Published on: Sep 11, 2019 | Updated on: Dec 01, 2019

If you sell an investment property, taxes could take a bite out of your profits.

Investing in rental property can be a smart financial move. For starters, you can enjoy years of cash flow while the rent you collect pays your mortgage and builds your equity.

There are also many tax benefits. For example, you can deduct mortgage interest, property taxes, depreciation, insurance, repairs, maintenance, and other costs associated with operating the rental. And when it's time to sell, you could end up with a tidy profit, especially if you're in a hot real estate market.

Of course, the IRS will want its share of your good fortune. Depending on your situation, you could be on the hook for capital gains and depreciation recapture taxes. Here's a quick look at the tax implications of selling an investment property -- and how you can lessen the hit.

Capital gains

If your net proceeds from selling a rental property are greater than its cost basis, you'll owe capital gains tax.

You can exclude up to $250,000 of gains ($500,000 if you're married filing jointly) if

  • the house is your primary home,
  • you lived in the house for at least two of the previous five years, and
  • you owned the house for at least two of the last five years.

As a real estate investor, you probably won't qualify for the exclusion. That means you'll likely owe capital gains tax on the entire profit. The amount you pay depends on how long you held the investment.

How much you owe depends on how long you owned the property:

  • Less than a year: It's a short-term gain, taxed as ordinary income (up to 37%).
  • More than a year: It's a long-term gain, taxed at 0%, 15%, or 20%, depending on your income and filing status.

If you're a higher-income taxpayer, you may also owe a 3.8% net investment income tax.

Depreciation

If you own rental property, one of the deductions you can take is for depreciation. In general, rental property is depreciated over 27.5 years -- the "useful life" of the property. So, you can deduct 3.636% of your cost basis each year for 27.5 years.

For example, if your cost basis is $200,000, you can deduct $7,272 ($200,000 multiplied by 3.636%) each year. If you're in the 24% tax bracket, that would save you $1,745 a year in taxes.

You keep depreciating the property for up to 27.5 years or until you take the property out of service, whichever comes first.

Depreciation recapture

While the depreciation deduction is valuable, the IRS remembers the deductions you took. When you sell the property, they'll want some of the money back in the form of depreciation recapture tax.

The tax applies to the part of the gain that's attributable to the depreciation deductions you've already taken.
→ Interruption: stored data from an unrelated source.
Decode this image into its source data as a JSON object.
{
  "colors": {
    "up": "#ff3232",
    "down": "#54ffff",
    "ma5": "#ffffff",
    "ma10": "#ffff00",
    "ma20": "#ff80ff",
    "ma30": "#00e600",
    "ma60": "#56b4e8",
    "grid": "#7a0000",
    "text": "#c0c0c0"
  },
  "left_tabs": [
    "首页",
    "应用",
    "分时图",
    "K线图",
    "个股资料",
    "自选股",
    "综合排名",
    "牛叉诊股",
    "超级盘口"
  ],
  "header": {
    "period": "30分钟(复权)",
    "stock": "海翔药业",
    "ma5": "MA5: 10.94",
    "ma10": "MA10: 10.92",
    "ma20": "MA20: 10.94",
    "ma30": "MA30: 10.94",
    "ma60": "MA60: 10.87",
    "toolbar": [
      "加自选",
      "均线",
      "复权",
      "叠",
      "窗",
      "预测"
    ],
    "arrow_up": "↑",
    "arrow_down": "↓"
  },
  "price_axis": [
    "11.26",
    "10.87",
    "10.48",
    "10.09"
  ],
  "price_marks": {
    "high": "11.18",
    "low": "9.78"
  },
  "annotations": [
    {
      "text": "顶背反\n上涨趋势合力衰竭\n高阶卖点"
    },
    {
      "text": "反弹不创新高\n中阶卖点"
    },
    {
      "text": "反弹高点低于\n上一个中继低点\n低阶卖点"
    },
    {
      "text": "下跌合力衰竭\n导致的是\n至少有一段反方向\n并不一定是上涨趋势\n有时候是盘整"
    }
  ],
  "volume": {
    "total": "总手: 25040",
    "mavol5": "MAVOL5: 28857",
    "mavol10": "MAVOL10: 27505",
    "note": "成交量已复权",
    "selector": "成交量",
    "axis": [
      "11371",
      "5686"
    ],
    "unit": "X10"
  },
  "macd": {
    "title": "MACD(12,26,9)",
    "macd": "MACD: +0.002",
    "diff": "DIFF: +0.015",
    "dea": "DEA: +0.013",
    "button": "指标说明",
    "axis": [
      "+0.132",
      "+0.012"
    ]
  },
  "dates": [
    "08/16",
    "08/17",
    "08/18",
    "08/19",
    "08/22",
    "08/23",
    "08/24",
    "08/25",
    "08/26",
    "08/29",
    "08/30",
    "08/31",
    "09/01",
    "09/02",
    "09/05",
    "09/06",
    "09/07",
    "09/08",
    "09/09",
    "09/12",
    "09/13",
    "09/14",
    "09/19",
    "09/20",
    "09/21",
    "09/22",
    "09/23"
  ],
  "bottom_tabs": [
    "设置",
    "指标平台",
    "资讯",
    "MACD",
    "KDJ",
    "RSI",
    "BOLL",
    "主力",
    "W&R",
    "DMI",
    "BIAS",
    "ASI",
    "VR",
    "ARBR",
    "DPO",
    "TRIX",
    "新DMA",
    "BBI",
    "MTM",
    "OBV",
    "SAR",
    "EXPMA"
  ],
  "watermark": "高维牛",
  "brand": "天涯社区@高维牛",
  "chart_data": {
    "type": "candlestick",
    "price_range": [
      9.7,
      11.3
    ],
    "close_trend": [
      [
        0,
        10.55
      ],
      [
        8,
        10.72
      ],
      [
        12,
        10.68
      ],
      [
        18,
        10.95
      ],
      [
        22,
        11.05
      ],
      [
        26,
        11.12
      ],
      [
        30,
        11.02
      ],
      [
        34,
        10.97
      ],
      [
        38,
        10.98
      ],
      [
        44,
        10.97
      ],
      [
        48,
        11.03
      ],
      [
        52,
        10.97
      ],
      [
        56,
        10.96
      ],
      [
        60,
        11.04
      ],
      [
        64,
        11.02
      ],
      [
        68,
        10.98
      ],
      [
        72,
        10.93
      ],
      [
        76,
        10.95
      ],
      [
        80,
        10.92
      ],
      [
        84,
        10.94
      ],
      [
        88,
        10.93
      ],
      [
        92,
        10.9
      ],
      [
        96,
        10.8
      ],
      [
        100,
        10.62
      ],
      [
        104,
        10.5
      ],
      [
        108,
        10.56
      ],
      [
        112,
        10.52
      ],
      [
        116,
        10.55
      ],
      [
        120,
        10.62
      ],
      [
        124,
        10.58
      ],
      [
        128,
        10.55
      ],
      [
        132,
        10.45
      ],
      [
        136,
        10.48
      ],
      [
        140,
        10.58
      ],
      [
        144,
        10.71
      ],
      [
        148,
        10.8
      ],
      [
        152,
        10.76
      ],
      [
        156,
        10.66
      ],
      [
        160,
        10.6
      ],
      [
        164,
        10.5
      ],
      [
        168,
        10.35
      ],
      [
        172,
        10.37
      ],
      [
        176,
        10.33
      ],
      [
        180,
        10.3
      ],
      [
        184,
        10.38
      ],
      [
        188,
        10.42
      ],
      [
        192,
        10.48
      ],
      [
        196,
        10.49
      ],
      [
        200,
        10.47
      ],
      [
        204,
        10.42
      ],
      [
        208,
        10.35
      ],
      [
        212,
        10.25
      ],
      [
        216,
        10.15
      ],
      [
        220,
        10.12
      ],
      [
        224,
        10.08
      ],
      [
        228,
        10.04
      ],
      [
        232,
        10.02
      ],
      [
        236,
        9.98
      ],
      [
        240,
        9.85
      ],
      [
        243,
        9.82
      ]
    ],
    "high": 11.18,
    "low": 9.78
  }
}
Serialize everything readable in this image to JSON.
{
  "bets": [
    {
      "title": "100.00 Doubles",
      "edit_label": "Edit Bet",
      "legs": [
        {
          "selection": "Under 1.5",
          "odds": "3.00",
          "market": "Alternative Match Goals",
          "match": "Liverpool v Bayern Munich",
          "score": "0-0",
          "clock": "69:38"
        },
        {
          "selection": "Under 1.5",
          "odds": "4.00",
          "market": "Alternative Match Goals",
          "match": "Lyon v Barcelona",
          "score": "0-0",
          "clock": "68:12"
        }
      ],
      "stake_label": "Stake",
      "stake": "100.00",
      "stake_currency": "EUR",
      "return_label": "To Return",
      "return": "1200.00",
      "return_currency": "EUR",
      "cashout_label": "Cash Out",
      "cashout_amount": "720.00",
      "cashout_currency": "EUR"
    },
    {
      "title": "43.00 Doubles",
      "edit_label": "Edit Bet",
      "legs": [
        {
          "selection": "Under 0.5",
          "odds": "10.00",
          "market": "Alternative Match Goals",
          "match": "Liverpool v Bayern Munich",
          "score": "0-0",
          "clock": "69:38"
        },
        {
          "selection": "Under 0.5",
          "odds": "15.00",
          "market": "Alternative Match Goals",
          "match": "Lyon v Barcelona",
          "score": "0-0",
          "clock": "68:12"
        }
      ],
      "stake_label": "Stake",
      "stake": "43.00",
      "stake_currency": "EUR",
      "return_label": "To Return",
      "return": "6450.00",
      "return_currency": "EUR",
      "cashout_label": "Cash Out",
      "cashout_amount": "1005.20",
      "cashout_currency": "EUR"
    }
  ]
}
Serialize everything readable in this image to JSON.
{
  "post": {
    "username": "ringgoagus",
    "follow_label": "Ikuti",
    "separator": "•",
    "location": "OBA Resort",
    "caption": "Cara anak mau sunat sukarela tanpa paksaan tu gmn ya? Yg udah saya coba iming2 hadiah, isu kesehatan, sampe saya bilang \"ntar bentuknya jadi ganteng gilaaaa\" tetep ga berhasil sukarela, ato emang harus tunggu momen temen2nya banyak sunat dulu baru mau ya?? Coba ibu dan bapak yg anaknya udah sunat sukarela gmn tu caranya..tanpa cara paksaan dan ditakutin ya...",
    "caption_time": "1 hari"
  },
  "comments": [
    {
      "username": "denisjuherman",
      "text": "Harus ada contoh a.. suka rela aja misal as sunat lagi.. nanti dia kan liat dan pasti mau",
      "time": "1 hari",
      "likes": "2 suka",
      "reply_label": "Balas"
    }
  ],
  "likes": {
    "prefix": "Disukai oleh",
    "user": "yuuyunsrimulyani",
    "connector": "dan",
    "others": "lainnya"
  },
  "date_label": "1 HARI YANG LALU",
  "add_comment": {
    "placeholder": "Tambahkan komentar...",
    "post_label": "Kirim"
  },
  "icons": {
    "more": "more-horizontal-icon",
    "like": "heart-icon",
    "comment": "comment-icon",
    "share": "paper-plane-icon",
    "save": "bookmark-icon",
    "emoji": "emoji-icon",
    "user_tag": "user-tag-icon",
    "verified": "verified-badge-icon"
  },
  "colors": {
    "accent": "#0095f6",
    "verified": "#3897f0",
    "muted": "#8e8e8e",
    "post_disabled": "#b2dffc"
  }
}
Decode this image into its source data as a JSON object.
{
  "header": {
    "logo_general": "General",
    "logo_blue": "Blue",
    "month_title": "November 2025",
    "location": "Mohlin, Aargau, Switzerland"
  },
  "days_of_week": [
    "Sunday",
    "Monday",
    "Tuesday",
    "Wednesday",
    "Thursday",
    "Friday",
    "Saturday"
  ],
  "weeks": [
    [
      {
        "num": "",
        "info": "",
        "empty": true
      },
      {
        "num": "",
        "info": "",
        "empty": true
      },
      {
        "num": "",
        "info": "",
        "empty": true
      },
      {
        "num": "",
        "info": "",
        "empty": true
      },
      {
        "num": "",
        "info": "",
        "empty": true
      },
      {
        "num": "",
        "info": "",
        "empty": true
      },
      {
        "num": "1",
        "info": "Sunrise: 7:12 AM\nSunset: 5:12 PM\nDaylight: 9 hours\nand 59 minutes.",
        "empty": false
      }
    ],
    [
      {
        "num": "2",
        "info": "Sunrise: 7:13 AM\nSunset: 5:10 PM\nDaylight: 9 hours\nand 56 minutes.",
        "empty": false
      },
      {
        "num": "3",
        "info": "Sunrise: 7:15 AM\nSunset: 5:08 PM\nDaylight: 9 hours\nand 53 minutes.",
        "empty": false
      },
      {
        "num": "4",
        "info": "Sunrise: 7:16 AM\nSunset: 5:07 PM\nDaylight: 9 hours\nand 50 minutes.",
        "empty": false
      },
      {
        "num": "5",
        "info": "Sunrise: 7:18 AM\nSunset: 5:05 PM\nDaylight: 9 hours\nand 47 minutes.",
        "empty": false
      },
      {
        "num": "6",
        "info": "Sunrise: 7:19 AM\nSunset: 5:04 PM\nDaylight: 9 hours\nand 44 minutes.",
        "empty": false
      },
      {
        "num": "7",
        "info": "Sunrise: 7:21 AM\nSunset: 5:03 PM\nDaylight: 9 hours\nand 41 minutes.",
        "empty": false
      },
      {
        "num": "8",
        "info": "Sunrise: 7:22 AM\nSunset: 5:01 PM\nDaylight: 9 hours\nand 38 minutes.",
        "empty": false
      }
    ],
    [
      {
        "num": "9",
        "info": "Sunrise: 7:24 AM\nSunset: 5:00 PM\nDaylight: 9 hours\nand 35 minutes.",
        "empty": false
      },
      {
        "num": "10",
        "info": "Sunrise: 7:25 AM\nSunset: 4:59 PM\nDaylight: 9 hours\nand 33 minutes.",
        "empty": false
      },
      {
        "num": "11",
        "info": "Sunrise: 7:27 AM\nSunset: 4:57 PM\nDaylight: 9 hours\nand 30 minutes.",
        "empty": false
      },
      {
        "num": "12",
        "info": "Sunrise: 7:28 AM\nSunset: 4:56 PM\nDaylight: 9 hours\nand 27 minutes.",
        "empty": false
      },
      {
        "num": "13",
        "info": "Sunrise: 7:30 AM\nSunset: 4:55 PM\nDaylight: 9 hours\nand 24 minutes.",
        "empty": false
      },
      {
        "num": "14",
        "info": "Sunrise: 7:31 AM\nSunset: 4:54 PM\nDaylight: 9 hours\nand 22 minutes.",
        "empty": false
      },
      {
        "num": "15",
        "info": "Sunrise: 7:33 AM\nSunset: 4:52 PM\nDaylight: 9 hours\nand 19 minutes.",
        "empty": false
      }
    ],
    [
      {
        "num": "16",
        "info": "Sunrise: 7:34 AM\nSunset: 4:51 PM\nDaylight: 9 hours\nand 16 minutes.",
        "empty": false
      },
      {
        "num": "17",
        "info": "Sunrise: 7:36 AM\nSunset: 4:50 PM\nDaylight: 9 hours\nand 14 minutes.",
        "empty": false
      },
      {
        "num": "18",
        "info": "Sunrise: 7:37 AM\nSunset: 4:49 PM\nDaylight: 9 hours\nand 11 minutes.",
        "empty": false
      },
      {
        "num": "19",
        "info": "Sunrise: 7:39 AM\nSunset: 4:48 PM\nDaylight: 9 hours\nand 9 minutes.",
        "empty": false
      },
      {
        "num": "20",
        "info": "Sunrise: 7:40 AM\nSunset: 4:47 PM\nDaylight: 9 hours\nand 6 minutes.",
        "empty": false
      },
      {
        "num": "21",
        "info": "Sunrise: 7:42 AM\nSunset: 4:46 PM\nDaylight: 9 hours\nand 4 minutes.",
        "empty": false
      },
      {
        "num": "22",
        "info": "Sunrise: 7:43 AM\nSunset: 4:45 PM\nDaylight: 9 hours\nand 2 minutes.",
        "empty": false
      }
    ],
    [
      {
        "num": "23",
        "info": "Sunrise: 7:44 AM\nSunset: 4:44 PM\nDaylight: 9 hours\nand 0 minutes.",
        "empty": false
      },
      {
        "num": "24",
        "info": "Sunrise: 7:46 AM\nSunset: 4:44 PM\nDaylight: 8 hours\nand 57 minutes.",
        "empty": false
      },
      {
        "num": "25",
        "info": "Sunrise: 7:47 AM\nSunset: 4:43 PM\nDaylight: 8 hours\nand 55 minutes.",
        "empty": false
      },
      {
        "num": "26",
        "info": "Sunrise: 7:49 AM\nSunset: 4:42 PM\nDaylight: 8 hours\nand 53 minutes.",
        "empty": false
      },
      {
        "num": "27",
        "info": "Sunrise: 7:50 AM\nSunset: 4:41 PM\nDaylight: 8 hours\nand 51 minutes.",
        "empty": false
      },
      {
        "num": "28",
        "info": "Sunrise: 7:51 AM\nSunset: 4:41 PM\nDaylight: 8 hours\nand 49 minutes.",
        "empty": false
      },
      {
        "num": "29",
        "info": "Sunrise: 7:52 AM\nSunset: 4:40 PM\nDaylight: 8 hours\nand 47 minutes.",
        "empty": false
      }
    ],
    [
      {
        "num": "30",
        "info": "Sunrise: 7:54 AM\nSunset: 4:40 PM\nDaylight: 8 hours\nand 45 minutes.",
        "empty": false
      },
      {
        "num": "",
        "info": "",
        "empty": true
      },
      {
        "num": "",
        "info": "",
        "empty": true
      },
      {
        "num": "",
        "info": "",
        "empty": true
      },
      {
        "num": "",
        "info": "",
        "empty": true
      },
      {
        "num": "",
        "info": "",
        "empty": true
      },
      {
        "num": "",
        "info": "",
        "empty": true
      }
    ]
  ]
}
Depreciation recapture is based on your ordinary income tax rate -- capped at 25%. You report it on IRS Form 4797, Sales of Business Property.

Don't think you can get out of paying the depreciation recapture tax by not deducting depreciation on your taxes. You'll owe taxes on the depreciable amount -- whether you claimed the deduction or not.

Still, depreciation recapture won't apply if you sell an investment property for a loss. If you owned the property for at least a year, the loss is considered a Section 1231 loss, and you can use it to lower your tax liability for the year. Otherwise, you can carry back the loss to offset the previous two years of taxable income or carry it forward to offset future income for up to 20 years.

1031 exchanges

Many investors use a strategy to defer paying capital gains taxes when they sell an investment property. It's called a 1031 exchange, or a like-kind exchange. You can use it when you sell one property and buy another "like-kind" property with the proceeds. In the process, you defer paying capital gains and depreciation recapture taxes.

To qualify as a 1031 exchange, the transaction must meet three conditions:

  • The replacement property must be like-kind.
  • You must pay tax on any "boot" -- the fair market value of cash, benefits, or other property you receive that's not like-kind.
  • You must identify the replacement like-kind property within 45 days of selling the first property and buy it within 180 days.

You report a 1031 exchange using Form 8824, Like-Kind Exchanges when you file your income tax return.

Make a plan to reduce taxes on the sale of your investment property

Capital gains and depreciation taxes can take a big bite out of your investment profits. However, you can use a 1031 exchange to defer taxes on both, leaving more money in your pocket for your next investment.

Real estate tax laws are complicated and change periodically. It's always a good idea to work with a trusted tax professional who can ensure your investment strategy makes good financial sense.